Practice analog living. Spend time in purely physical spaces doing physical things. The body knows modes of being that the digital environment can’t accommodate. Cook a meal from scratch. Build something with your hands. Have a face-to-face conversation. Garden. Play music. The point isn’t to reject digital entirely—it’s to maintain connection to non-digital modes of existence.
Make genuinely weird choices. Do things that won’t fit your algorithmic profile. Explore interests that don’t make sense given your demographic. Make choices that surprise yourself. The goal isn’t to be contrarian for its own sake—it’s to maintain your capacity for genuine spontaneity and self-determination.

The Attention Economy’s Assault on Presence
Perhaps the most profound loss in digital life is presence itself—the capacity to be fully here, now, with what’s actually happening rather than half-present while monitoring multiple feeds and anticipating notifications.
Rushkoff describes the shift: “Going online went from an active choice to a constant state of being. The net was strapped to our bodies in the form of smartphones and wearables that can ping or vibrate us to attention with notifications and updates, headlines and sports scores, social media messages and random comments.”
This perpetual availability and interruption makes sustained presence nearly impossible. You’re never fully anywhere—you’re always partially in digital space, monitoring, checking, ready to respond. This fragments consciousness and undermines the direct experience of life.
Recovery requires deliberate practice. Set boundaries around when and where you’re digitally available. Create spaces and times that are completely phone-free and notification-free. Practice being fully present in one thing at a time—a conversation, a meal, a task—without the pull of digital elsewhere.
Reclaiming Autonomy
The core issue isn’t technology—it’s whether you’re using technology according to your own values and purposes, or whether technology is using you according to others’ agendas.
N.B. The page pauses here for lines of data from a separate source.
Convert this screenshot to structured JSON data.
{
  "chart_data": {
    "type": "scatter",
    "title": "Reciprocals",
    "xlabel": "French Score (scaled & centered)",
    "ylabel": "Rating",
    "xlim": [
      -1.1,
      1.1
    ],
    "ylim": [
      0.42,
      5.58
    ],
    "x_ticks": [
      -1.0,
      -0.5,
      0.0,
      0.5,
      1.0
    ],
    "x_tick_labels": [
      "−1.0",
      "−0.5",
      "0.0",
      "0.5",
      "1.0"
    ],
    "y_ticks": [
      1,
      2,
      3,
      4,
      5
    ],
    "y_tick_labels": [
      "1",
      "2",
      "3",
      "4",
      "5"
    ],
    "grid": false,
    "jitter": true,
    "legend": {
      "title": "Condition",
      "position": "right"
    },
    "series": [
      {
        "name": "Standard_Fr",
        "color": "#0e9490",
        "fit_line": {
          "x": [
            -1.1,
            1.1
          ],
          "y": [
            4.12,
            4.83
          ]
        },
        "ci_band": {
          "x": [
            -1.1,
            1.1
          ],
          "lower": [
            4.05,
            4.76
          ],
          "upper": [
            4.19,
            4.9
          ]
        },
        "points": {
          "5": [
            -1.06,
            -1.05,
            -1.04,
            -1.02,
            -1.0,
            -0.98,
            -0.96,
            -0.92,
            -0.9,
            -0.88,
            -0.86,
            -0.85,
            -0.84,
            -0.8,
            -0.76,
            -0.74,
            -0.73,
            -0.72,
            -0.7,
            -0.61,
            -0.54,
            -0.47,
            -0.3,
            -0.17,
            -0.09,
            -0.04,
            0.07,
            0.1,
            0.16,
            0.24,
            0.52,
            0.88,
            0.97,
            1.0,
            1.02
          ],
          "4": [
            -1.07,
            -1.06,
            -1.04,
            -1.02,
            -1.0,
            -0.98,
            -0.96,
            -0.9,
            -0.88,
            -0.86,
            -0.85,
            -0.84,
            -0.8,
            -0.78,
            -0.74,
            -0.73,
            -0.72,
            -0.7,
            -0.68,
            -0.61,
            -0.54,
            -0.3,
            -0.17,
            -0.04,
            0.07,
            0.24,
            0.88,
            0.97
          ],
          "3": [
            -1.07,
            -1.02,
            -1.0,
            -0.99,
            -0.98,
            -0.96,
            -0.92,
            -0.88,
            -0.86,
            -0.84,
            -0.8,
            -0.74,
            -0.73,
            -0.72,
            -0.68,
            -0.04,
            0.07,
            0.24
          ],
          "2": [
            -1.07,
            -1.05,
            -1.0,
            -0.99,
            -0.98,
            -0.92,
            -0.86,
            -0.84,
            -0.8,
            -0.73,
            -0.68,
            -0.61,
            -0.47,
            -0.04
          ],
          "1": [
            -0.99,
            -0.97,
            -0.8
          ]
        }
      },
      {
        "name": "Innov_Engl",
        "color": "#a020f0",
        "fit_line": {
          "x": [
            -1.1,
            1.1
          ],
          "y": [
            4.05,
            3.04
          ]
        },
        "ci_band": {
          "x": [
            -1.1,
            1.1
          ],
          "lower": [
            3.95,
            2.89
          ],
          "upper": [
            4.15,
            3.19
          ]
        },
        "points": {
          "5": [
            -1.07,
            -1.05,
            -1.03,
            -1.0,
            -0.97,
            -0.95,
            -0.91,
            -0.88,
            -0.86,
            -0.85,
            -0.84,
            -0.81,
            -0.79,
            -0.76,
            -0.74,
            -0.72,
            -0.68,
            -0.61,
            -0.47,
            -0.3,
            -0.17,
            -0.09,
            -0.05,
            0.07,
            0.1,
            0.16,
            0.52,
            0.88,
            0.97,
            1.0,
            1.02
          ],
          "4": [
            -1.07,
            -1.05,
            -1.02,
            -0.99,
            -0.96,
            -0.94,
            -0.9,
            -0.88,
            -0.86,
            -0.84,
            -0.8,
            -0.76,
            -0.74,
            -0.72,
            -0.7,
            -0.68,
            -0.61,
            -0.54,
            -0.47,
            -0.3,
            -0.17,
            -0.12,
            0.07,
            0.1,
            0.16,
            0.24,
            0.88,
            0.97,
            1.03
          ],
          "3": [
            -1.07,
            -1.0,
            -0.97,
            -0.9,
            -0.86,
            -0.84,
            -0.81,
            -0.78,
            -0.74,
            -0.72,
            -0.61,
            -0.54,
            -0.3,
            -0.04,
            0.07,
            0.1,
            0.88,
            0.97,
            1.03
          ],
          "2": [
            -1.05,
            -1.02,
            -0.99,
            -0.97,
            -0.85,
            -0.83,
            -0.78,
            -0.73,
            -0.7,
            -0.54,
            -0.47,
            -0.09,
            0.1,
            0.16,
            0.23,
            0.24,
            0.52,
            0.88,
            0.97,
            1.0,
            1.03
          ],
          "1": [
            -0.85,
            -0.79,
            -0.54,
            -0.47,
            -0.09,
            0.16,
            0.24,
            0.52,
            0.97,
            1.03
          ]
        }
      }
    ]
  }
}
“Human beings can intervene in the machine,” Rushkoff insists. “That’s not a refusal to accept progress. It’s simply a refusal to accept any particular outcome as inevitable.”
This intervention requires consciousness and will. You must actively decide how you want to live, what matters to you, what you’re willing to sacrifice your life energy for. Then you must shape your relationship with technology to serve those priorities, rather than letting technology’s embedded priorities shape you.
This isn’t easy. The systems are designed to be sticky, compelling, and difficult to resist. But the alternative—drifting into a progressively more mechanized, quantified, algorithmically determined existence—is far worse.
Taking Action
This week, identify one way your life has become more mechanical and less human because of digital habits. Then take concrete action to reclaim that aspect of your humanity:
- If you’ve started thinking in terms of “optimizing” everything, pick one area of life where you’ll consciously choose meaning over efficiency
- If you’re constantly measuring yourself against metrics, identify which metrics actually matter to you (not to platforms) and ignore the rest
- If you’ve lost the capacity to be bored or sit with nothing happening, practice doing nothing for 15 minutes daily without reaching for your phone
- If your decisions have become overly data-driven, make one choice based entirely on intuition or feeling this week
- If you can’t remember the last time you did something truly anomalous and weird, do something this week that makes no sense for your demographic profile
The point isn’t to reject helpful technology. It’s to prevent technology from remaking you in its image.
As Rushkoff reminds us: “Our values—ideals such as love, connection, justice, distributed prosperity—are not abstract. We have simply lost our capacity to relate to them.”
Reclaim that capacity. Be human, not a data point pretending to be human.